10. In our view, the dictum laid down in Ramesh Singh (supra) is applicable to the present case on all fours.

Accordingly, we hold that the Tribunal had rightfully applied the multiplier of 8 by taking the average of the parents of the deceased who were 55 and 56 years."

8. Similarly in Manam Saraswathi Sampoorna Kalavathi & Ors., v. The Manager, APSRTC, Tadepalligudem A.P. & Anr., (2010) 5 SCC 785, decided on 26.03.2010, the multiplier of 13 was applied in case of death of a young bachelor where the mother was 47 years of age.

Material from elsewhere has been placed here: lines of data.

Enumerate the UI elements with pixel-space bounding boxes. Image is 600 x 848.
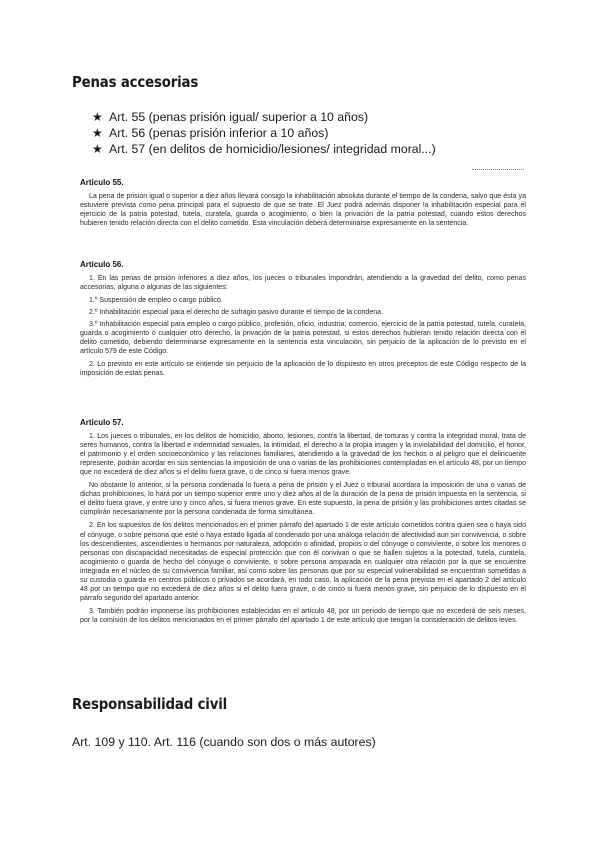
scan-divider bbox=[472, 169, 524, 171]
list-item bbox=[92, 125, 436, 141]
list-item-text: Art. 55 (penas prisión igual/ superior a 10 años) bbox=[109, 110, 369, 124]
article-paragraph: 2. En los supuestos de los delitos mencionados en el primer párrafo del apartado 1 de este artículo cometidos contra quien sea o haya sido el cónyuge, o sobre persona que esté o haya estado ligada al condenado por una análoga relación de afectividad aun sin convivencia, o sobre los descendientes, ascendientes o hermanos por naturaleza, adopción o afinidad, propios o del cónyuge o conviviente, o sobre los menores o personas con discapacidad necesitadas de especial protección que con él convivan o que se hallen sujetos a la potestad, tutela, curatela, acogimiento o guarda de hecho del cónyuge o conviviente, o sobre persona amparada en cualquier otra relación por la que se encuentre integrada en el núcleo de su convivencia familiar, así como sobre las personas que por su especial vulnerabilidad se encuentran sometidas a su custodia o guarda en centros públicos o privados se acordará, en todo caso, la aplicación de la pena prevista en el apartado 2 del artículo 48 por un tiempo que no excederá de diez años si el delito fuera grave, o de cinco si fuera menos grave, sin perjuicio de lo dispuesto en el párrafo segundo del apartado anterior. bbox=[80, 522, 526, 602]
list-item bbox=[92, 109, 436, 125]
star-bullet-icon: ★ bbox=[92, 126, 103, 140]
article-paragraph: 2. Lo previsto en este artículo se entiende sin perjuicio de la aplicación de lo dispuesto en otros preceptos de este Código respecto de la imposición de estas penas. bbox=[80, 361, 526, 378]
article-55-excerpt bbox=[80, 178, 526, 232]
article-title: Artículo 55. bbox=[80, 178, 124, 187]
list-item-text: Art. 57 (en delitos de homicidio/lesiones/ integridad moral...) bbox=[109, 142, 436, 156]
responsabilidad-civil-text: Art. 109 y 110. Art. 116 (cuando son dos o más autores) bbox=[72, 735, 376, 749]
list-item-text: Art. 56 (penas prisión inferior a 10 años) bbox=[109, 126, 329, 140]
article-paragraph: La pena de prisión igual o superior a diez años llevará consigo la inhabilitación absoluta durante el tiempo de la condena, salvo que ésta ya estuviere prevista como pena principal para el supuesto de que se trate. El Juez podrá además disponer la inhabilitación especial para el ejercicio de la patria potestad, tutela, curatela, guarda o acogimiento, o bien la privación de la patria potestad, cuando estos derechos hubieren tenido relación directa con el delito cometido. Esta vinculación deberá determinarse expresamente en la sentencia. bbox=[80, 193, 526, 228]
list-item bbox=[92, 141, 436, 157]
article-title: Artículo 56. bbox=[80, 260, 124, 269]
article-paragraph: 1. Los jueces o tribunales, en los delitos de homicidio, aborto, lesiones, contra la libertad, de torturas y contra la integridad moral, trata de seres humanos, contra la libertad e indemnidad sexuales, la intimidad, el derecho a la propia imagen y la inviolabilidad del domicilio, el honor, el patrimonio y el orden socioeconómico y las relaciones familiares, atendiendo a la gravedad de los hechos o al peligro que el delincuente represente, podrán acordar en sus sentencias la imposición de una o varias de las prohibiciones contempladas en el artículo 48, por un tiempo que no excederá de diez años si el delito fuera grave, o de cinco si fuera menos grave. bbox=[80, 433, 526, 477]
article-paragraph: 3.º Inhabilitación especial para empleo o cargo público, profesión, oficio, industria, comercio, ejercicio de la patria potestad, tutela, curatela, guarda o acogimiento o cualquier otro derecho, la privación de la patria potestad, si estos derechos hubieran tenido relación directa con el delito cometido, debiendo determinarse expresamente en la sentencia esta vinculación, sin perjuicio de la aplicación de lo previsto en el artículo 579 de este Código. bbox=[80, 321, 526, 356]
article-paragraph: 3. También podrán imponerse las prohibiciones establecidas en el artículo 48, por un período de tiempo que no excederá de seis meses, por la comisión de los delitos mencionados en el primer párrafo del apartado 1 de este artículo que tengan la consideración de delitos leves. bbox=[80, 607, 526, 624]
article-paragraph: 1.º Suspensión de empleo o cargo público. bbox=[89, 297, 223, 305]
article-title: Artículo 57. bbox=[80, 418, 124, 427]
penas-accesorias-list bbox=[92, 109, 436, 157]
article-paragraph: 2.º Inhabilitación especial para el derecho de sufragio pasivo durante el tiempo de la condena. bbox=[89, 309, 384, 317]
star-bullet-icon: ★ bbox=[92, 110, 103, 124]
section-title-penas-accesorias: Penas accesorias bbox=[72, 73, 199, 91]
article-56-excerpt bbox=[80, 260, 526, 383]
article-57-excerpt bbox=[80, 418, 526, 629]
section-title-responsabilidad-civil: Responsabilidad civil bbox=[72, 695, 228, 713]
article-paragraph: No obstante lo anterior, si la persona condenada lo fuera a pena de prisión y el Juez o tribunal acordara la imposición de una o varias de dichas prohibiciones, lo hará por un tiempo superior entre uno y diez años al de la duración de la pena de prisión impuesta en la sentencia, si el delito fuera grave, y entre uno y cinco años, si fuera menos grave. En este supuesto, la pena de prisión y las prohibiciones antes citadas se cumplirán necesariamente por la persona condenada de forma simultánea. bbox=[80, 482, 526, 517]
article-paragraph: 1. En las penas de prisión inferiores a diez años, los jueces o tribunales impondrán, atendiendo a la gravedad del delito, como penas accesorias, alguna o algunas de las siguientes: bbox=[80, 275, 526, 292]
star-bullet-icon: ★ bbox=[92, 142, 103, 156]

9. Thus, there is no escape from the conclusion that the multiplier has to be selected as per the age of the deceased or that of the claimants whichever is higher".

10. The loss of dependency thus, comes to Rs.4,67,100/- (Rs.5190/-

x 1/2 x 12 x 15).

11. On adding a sum of Rs.1,00,000/- towards loss of love and affection, Rs.25,000/- towards funeral expenses, Rs.10,000/- towards loss to estate and Rs.59,317/- on account of medical expenses as already granted by the Claims Tribunal, the overall compensation comes to Rs.6,61,417.

12. The overall compensation thus, stands reduced by Rs.2,33,550/-

13. The compensation held payable shall be released/held in Fixed Deposit along with the proportionate interest in terms of the orders passed by the Claims Tribunal.

14. Excess amount of Rs.2,43,550/- along with proportionate

interest shall be released to the Appellant UPSRTC.

15. Both the appeals are disposed of accordingly.

16. Pending applications also stand disposed of.

17. Statutory amount, if any, deposited shall be refunded to the Appellant UPSRTC.